While exact times and dates remain somewhat unclear, experts suggest the sensitive data was exposed between 25 December and 7 January. The situation become more complicated here after a hacker reportedly obtained the database and held it for ransom.
Held it for what now?
Yes, indeed, the CloudPets database was found by more than helpful researchers. On 7 January, Hunt said the original copies were deleted and replaced with a note reading: 'Pwned, secure your stuff silly'. This is an increasingly popular way crafty cybercriminals are making money.
At least the passwords were secure, right?
No not really. While it used encryption (bcrypt) to keep credentials hidden, it failed to implement any worthwhile security rules around making passwords. Researchers quickly deciphered them, with some including '123456', 'qwe' and 'cloudpets'. Yes, that's a three-digit password right there.
How can I check if my email is compromised?
Luckily, Hunt is more than your average security researcher. He also manages a breach notification website called HaveIBeenPwned, which lets you quickly and easily check if you credentials were in a listed data breach. The CloudPets data has now been loaded into the service.
But the company responded quickly, yeah?
No, not really. The researchers, including Hunt, Shodan expert Niall Merrigan and Vice Motherboard, found it impossible to contact the company for over a month, trying phonecalls, emails, private email addresses and support tickets. Only after the leak was exposed did it respond publicly.
Great, so CloudPets is sorry, surely?
No, not really. "The headlines that say two million messages were leaked on the internet are completely false," Mark Myers, CEO of the company told Network World in a statement. Rather shockingly, he added: "We looked at it and thought it was a very minimal issue."

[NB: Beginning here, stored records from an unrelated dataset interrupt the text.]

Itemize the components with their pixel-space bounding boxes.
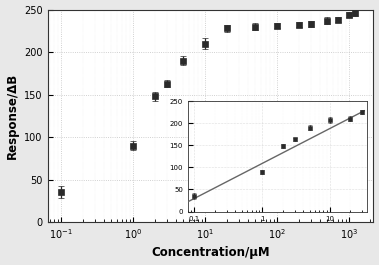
X-axis label: Concentration/μM: Concentration/μM: [151, 246, 270, 259]
Y-axis label: Response/ΔB: Response/ΔB: [6, 73, 19, 159]
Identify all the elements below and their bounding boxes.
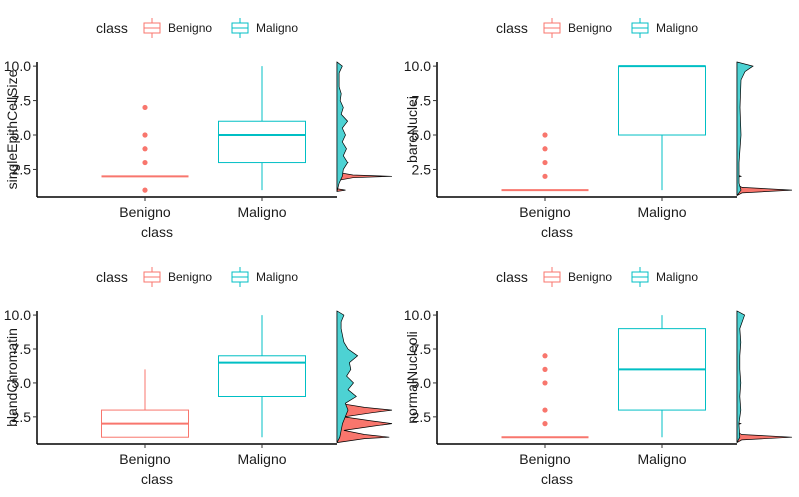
outlier-point	[542, 132, 548, 138]
y-axis-title: bareNuclei	[404, 96, 420, 163]
y-tick-label: 10.0	[404, 58, 431, 74]
legend: class Benigno Maligno	[496, 18, 698, 38]
box-maligno	[618, 315, 706, 438]
legend-title: class	[496, 20, 528, 36]
marginal-density	[336, 61, 393, 192]
x-axis-title: class	[541, 471, 573, 487]
y-tick-label: 7.5	[412, 341, 432, 357]
outlier-point	[542, 173, 548, 179]
box-iqr	[218, 120, 306, 164]
legend-label-benigno: Benigno	[168, 21, 212, 35]
density-maligno	[736, 61, 754, 196]
legend-label-benigno: Benigno	[568, 270, 612, 284]
outlier-point	[142, 146, 148, 152]
y-tick-label: 5.0	[412, 127, 432, 143]
x-tick-label: Maligno	[637, 204, 686, 220]
panel-singleEpithCellSize: class Benigno Maligno 2.5 5.0 7.5 10.0 Benigno M…	[4, 18, 393, 240]
legend-label-benigno: Benigno	[568, 21, 612, 35]
y-axis-title: blandChromatin	[4, 328, 20, 427]
density-benigno	[736, 62, 793, 196]
box-maligno	[218, 66, 306, 191]
legend-label-maligno: Maligno	[656, 21, 698, 35]
legend: class Benigno Maligno	[496, 267, 698, 287]
density-benigno	[736, 311, 793, 443]
x-axis-title: class	[141, 224, 173, 240]
outlier-point	[542, 421, 548, 427]
y-tick-label: 2.5	[412, 409, 432, 425]
y-tick-label: 5.0	[412, 375, 432, 391]
outlier-point	[142, 132, 148, 138]
box-benigno	[501, 353, 589, 439]
legend-title: class	[496, 269, 528, 285]
outlier-point	[542, 407, 548, 413]
box-benigno	[101, 369, 189, 438]
y-tick-label: 2.5	[12, 409, 32, 425]
legend-label-maligno: Maligno	[256, 270, 298, 284]
box-benigno	[501, 132, 589, 192]
legend-title: class	[96, 20, 128, 36]
legend-label-maligno: Maligno	[656, 270, 698, 284]
legend-title: class	[96, 269, 128, 285]
y-tick-label: 7.5	[12, 341, 32, 357]
outlier-point	[542, 366, 548, 372]
outlier-point	[542, 159, 548, 166]
panel-normalNucleoli: class Benigno Maligno 2.5 5.0 7.5 10.0 Benigno M…	[404, 267, 793, 487]
legend-label-maligno: Maligno	[256, 21, 298, 35]
density-benigno	[336, 62, 393, 192]
y-axis-title: normalNucleoli	[404, 331, 420, 424]
marginal-density	[736, 61, 793, 196]
y-tick-label: 7.5	[412, 93, 432, 109]
x-tick-label: Maligno	[637, 451, 686, 467]
box-maligno	[218, 315, 306, 438]
x-tick-label: Benigno	[119, 204, 171, 220]
outlier-point	[142, 187, 148, 193]
box-maligno	[618, 65, 706, 191]
y-tick-label: 2.5	[412, 161, 432, 177]
density-maligno	[336, 61, 349, 192]
x-axis-title: class	[541, 224, 573, 240]
legend: class Benigno Maligno	[96, 267, 298, 287]
outlier-point	[542, 380, 548, 386]
outlier-point	[542, 146, 548, 152]
density-maligno	[336, 310, 359, 443]
panel-bareNuclei: class Benigno Maligno 2.5 5.0 7.5 10.0 Benigno M…	[404, 18, 793, 240]
y-tick-label: 5.0	[12, 375, 32, 391]
y-tick-label: 10.0	[404, 307, 431, 323]
outlier-point	[142, 104, 148, 111]
panel-blandChromatin: class Benigno Maligno 2.5 5.0 7.5 10.0 Benigno M…	[4, 267, 393, 487]
x-tick-label: Benigno	[119, 451, 171, 467]
y-tick-label: 5.0	[12, 127, 32, 143]
box-benigno	[101, 104, 189, 193]
legend: class Benigno Maligno	[96, 18, 298, 38]
x-tick-label: Benigno	[519, 204, 571, 220]
y-tick-label: 7.5	[12, 93, 32, 109]
outlier-point	[542, 353, 548, 359]
y-tick-label: 10.0	[4, 58, 31, 74]
y-tick-label: 2.5	[12, 161, 32, 177]
density-maligno	[736, 310, 746, 443]
x-tick-label: Maligno	[237, 204, 286, 220]
outlier-point	[142, 159, 148, 166]
marginal-density	[736, 310, 793, 443]
x-axis-title: class	[141, 471, 173, 487]
x-tick-label: Maligno	[237, 451, 286, 467]
y-tick-label: 10.0	[4, 307, 31, 323]
y-axis-title: singleEpithCellSize	[4, 69, 20, 189]
x-tick-label: Benigno	[519, 451, 571, 467]
box-iqr	[618, 65, 706, 136]
marginal-density	[336, 310, 393, 443]
legend-label-benigno: Benigno	[168, 270, 212, 284]
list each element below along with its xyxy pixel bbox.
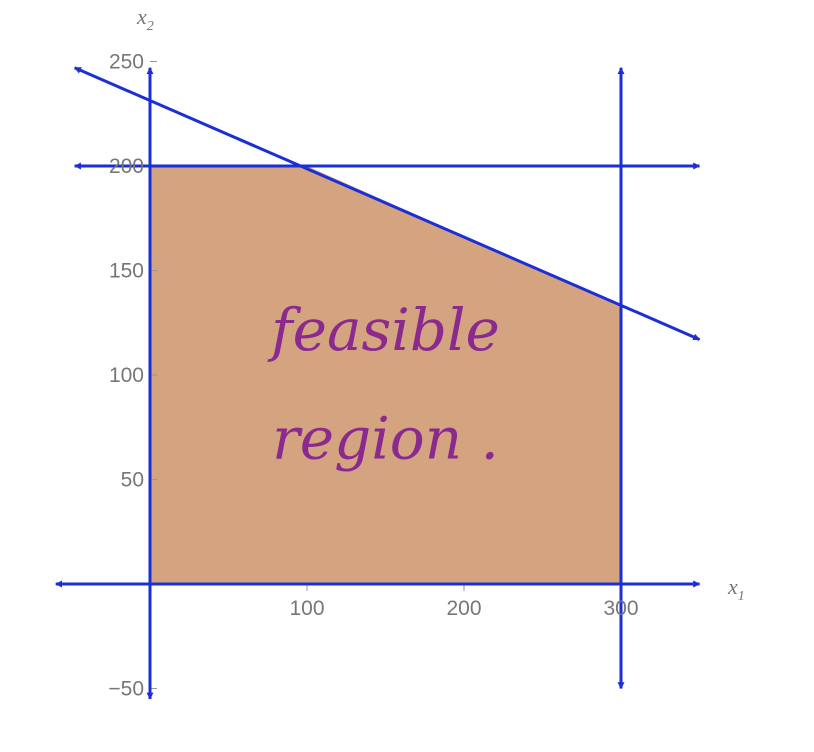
x-tick-label: 100 bbox=[289, 597, 324, 620]
annotation-text: feasible bbox=[267, 296, 500, 364]
y-tick-label: 100 bbox=[109, 364, 144, 387]
y-tick-label: 50 bbox=[121, 469, 144, 492]
y-tick-label: −50 bbox=[108, 678, 144, 701]
x-tick-label: 200 bbox=[446, 597, 481, 620]
y-tick-label: 150 bbox=[109, 260, 144, 283]
annotations: feasible region . bbox=[267, 296, 500, 473]
x-axis-title: x1 bbox=[727, 574, 745, 604]
constraint-lines bbox=[73, 66, 701, 690]
feasible-region bbox=[150, 166, 621, 584]
constraint-line-sloped bbox=[73, 66, 701, 341]
annotation-text: region . bbox=[272, 405, 499, 473]
x-tick-label: 300 bbox=[603, 597, 638, 620]
tick-labels: 100 200 300 −50 50 100 150 200 250 bbox=[108, 51, 638, 701]
y-tick-label: 250 bbox=[109, 51, 144, 74]
y-axis-title: x2 bbox=[136, 4, 154, 34]
y-tick-label: 200 bbox=[109, 155, 144, 178]
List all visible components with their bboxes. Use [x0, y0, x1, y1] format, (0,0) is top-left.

What does Troy Hunt say about that?
"Scanning for this sort of thing is enormously prevalent and that data – including the kids' and parents' intimate audio clips – is now in the hands of an untold number of people," he said in a blog post. One message he found stated: "Hello mommy and daddy, I love you so much."
Is this cyberattack unprecedented?
Unfortunately not. Recently, Germany banned an IoT-connected children's doll called My Friend Cayla amid fears it could be used as a surveillance tool. Meanwhile, in 2015, Hong Kong firm V-Tech was implicated in a huge data breach that impacted over six million people.